Last week, as reported by ADWEEK and AdAge, Nielsen Catalina Solutions revealed exciting results from their study on how media spending across various channels affect sales.
Unveiled at the Advertising Research Foundation’s Audience Measurement conference, the study highlighted that magazines deliver the highest ROAS (return on advertising spend) across all CPG categories with an average return of $3.94 for every ad dollar spent. This is compared to $2.63 ROAS for display ads, and just $1.53 for digital video. Surprising statistics considering many advertisers are moving budget in the digital direction.
Magazines performed particularly strongly in the categories of food, general merchandise, health and beauty, as well as over-the-counter products and reward/sweepstakes and promotion/coupon ads drove the highest returns.

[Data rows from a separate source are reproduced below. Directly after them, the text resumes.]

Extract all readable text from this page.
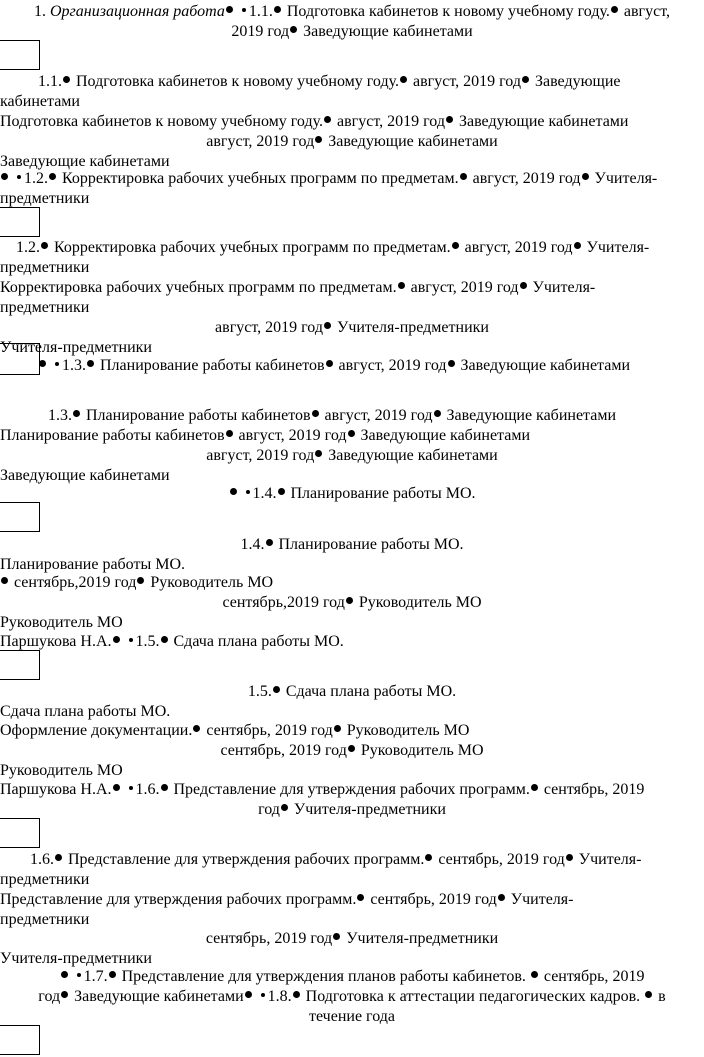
1. Организационная работа 1.1. Подготовка кабинетов к новому учебному году. август,
2019 год Заведующие кабинетами
1.1. Подготовка кабинетов к новому учебному году. август, 2019 год Заведующие
кабинетами
Подготовка кабинетов к новому учебному году. август, 2019 год Заведующие кабинетами
август, 2019 год Заведующие кабинетами
Заведующие кабинетами
1.2. Корректировка рабочих учебных программ по предметам. август, 2019 год Учителя-
предметники
1.2. Корректировка рабочих учебных программ по предметам. август, 2019 год Учителя-
предметники
Корректировка рабочих учебных программ по предметам. август, 2019 год Учителя-
предметники
август, 2019 год Учителя-предметники
Учителя-предметники
1.3. Планирование работы кабинетов август, 2019 год Заведующие кабинетами
1.3. Планирование работы кабинетов август, 2019 год Заведующие кабинетами
Планирование работы кабинетов август, 2019 год Заведующие кабинетами
август, 2019 год Заведующие кабинетами
Заведующие кабинетами
1.4. Планирование работы МО.
1.4. Планирование работы МО.
Планирование работы МО.
сентябрь,2019 год Руководитель МО
сентябрь,2019 год Руководитель МО
Руководитель МО
Паршукова Н.А. 1.5. Сдача плана работы МО.
1.5. Сдача плана работы МО.
Сдача плана работы МО.
Оформление документации. сентябрь, 2019 год Руководитель МО
сентябрь, 2019 год Руководитель МО
Руководитель МО
Паршукова Н.А. 1.6. Представление для утверждения рабочих программ. сентябрь, 2019
год Учителя-предметники
1.6. Представление для утверждения рабочих программ. сентябрь, 2019 год Учителя-
предметники
Представление для утверждения рабочих программ. сентябрь, 2019 год Учителя-
предметники
сентябрь, 2019 год Учителя-предметники
Учителя-предметники
1.7. Представление для утверждения планов работы кабинетов. сентябрь, 2019
год Заведующие кабинетами 1.8. Подготовка к аттестации педагогических кадров. в
течение года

“Everybody wants to be in digital video,” Ms. Wood (Nielsen Catalina Chief Research Officer) said. “There is very little inventory, so the price is high. It’s the reverse in magazines, which are undervalued in the marketplace.”
So while many brands are chasing all the latest technologically advanced ad inventory, it cannot be ignored that magazines are still a powerful part of the marketing mix for CPG brands.
While views, shares, and likes may be exciting social statistics for digital advertising, most marketers would agree that return on investment is still one of the most, if not the most important measurements of campaign success.